Which is quite different from what I remember my own father telling me, when my air-con-do coughed up a death rattle and finally died one blistering summer: "You want to do what?? Move back where?? Don’t you have a job, girl?? Aren’t you all grown up and married now?? Don’t you have enough money to buy yourself your own air conditioner??"

And Dad was right. I mean, how much would a single little window unit cost the grand Duke and Duchess of Cambridge, anyway?

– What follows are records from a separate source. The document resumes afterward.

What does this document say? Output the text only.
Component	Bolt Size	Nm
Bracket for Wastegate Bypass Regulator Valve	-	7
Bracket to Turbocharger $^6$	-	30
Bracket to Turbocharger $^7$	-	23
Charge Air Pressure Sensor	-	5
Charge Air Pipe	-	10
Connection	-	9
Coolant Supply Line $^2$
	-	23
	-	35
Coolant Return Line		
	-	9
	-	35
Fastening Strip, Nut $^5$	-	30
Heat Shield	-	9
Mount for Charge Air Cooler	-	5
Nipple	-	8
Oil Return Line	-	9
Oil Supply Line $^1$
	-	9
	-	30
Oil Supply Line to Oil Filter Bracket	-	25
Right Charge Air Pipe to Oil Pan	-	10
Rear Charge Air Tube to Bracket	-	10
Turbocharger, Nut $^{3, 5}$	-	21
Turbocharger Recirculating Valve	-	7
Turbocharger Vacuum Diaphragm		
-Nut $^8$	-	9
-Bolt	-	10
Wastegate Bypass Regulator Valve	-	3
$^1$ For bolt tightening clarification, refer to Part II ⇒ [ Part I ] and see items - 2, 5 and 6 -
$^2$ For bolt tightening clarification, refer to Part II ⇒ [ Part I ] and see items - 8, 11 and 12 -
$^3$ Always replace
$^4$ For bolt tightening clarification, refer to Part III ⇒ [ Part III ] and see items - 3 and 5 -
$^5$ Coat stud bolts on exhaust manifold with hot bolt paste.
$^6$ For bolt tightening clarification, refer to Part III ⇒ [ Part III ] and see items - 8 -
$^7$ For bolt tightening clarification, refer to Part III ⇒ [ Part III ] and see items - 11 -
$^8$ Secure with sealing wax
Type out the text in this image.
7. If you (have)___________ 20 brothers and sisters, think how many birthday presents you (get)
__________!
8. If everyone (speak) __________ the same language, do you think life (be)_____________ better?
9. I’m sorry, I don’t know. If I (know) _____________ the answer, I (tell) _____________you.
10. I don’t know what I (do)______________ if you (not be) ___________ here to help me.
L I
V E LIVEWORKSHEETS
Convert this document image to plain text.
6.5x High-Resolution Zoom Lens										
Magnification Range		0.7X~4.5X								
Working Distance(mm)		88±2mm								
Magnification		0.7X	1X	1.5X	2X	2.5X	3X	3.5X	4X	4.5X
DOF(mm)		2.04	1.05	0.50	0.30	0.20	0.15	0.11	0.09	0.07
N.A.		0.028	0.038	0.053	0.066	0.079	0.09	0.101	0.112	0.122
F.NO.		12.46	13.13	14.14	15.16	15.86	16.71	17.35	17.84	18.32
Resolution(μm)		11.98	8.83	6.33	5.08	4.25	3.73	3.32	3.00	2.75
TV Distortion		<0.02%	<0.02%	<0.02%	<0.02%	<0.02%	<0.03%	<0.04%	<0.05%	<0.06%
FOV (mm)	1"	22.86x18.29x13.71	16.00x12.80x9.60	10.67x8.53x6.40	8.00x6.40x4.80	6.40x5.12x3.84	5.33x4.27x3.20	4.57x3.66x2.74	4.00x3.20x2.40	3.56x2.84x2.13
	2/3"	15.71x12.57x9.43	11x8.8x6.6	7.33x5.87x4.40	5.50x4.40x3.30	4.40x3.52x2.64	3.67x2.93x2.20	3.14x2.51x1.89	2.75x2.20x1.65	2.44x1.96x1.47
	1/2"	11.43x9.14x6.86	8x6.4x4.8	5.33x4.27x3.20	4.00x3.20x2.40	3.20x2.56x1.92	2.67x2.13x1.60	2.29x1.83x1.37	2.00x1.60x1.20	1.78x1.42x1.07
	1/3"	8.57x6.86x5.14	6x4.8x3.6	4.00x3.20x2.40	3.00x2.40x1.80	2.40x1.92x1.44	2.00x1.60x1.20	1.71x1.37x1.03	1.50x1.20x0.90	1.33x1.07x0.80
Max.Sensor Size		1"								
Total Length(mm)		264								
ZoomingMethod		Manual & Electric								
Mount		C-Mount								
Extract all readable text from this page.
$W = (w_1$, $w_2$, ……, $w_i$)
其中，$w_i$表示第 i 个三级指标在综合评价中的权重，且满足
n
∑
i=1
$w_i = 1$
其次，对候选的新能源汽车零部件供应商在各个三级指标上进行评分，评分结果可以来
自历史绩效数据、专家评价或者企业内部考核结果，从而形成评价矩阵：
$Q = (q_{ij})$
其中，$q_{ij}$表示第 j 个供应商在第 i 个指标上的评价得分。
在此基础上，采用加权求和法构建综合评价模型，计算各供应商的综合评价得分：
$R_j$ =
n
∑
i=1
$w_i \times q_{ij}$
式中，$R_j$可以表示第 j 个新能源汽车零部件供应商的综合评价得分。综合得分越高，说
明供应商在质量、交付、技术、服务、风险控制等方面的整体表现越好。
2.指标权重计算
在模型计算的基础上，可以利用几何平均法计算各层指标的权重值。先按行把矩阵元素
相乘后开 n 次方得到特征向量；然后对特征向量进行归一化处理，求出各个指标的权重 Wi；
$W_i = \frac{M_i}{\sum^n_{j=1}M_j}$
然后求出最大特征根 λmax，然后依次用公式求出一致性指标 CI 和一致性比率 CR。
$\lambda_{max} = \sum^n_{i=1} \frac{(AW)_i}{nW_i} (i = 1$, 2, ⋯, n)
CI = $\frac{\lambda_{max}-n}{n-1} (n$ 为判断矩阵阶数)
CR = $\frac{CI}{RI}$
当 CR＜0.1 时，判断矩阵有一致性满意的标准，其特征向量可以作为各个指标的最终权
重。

Not much. And one or two of these window units might do the trick, if they also pick up a nice rotating fan or two. Kate could also turn off the lights a bit, and stop doing all those pregnancy exercises we all hear so much about from her dearest friends who leak to the press. Stop making pots of chile and hot soup! It’s summertime!
 
Or Kate could ask the Prime Minister to please put in an appeal to Parliament for some brand new air conditioners.

Or, there’s always my Dad’s idea of...buying your own air con do.

Yes, the mini mansion called "Not Cot" might be made icy cool and completely habitable just by going to the appliance store, buying the biggest, bloodiest-coldest air conditioner in the place, arranging with the palace body guards for the delivery van to get through (the truckers may charge extra for that), and then paying a few quid to some fellah handy with a screwdriver lounging around to put the xyz thing in the window.

Then, you plug it in, turn a switch, and...voila!

Cool air.

No Ma and Pa Middleton necessary!
 
And it's so much cheaper than a week in a private villa in Mustique!

And Kate and Prince William could then actually recoup all these costs by simply getting a footman or ladies’ maid to leak the story to the Daily Mail, and creep back to Kensington and let the scullery keep whatever is left over from the purchases. That should be thousands of pounds, so it’s all a win-win.

In a real pinch, Kate could go to a fresh fish store, buy a large block of ice from them, place it in a bucket, and position a rotating fan over it to blow the cooling air about her bedroom. Prince Charles might like that because, well, talk about a tiny carbon footprint!

Can I solve all the problems of the world or what?!

Of course, the "Birth Truthers" surrounding Kate Middleton’s decidedly odd and unusual pregnancy are pouncing on Kate’s refusal to go to Costco or Walmart or wherever it is in Merry Old England that people shop for air cooling devices. The Birth Truthers now claim that Kate’s need for air conditioning is just a ruse to get back to Bucklebury, where the pregnant surrogate is chained up in the attic.

The Birth Truthers believe that, somehow, a "home birth" at Bucklebury will be arranged, another baby produced from the Costco or Walmart or wherever it is in Merry Old England that people shop for live, newborn babies to be used in "happy mommy" photographs, and then this baby-prop will be used for just a bit until the real surrogate gives birth, and all will be well.

What will happen to the surrogate is something the Birth Truthers are not yet prepared to say, except for two little words: "Dead. Nurse."

Now, that’s a screenplay! I hope it’s not true.

But the Birth Truthers insist that this is the real story.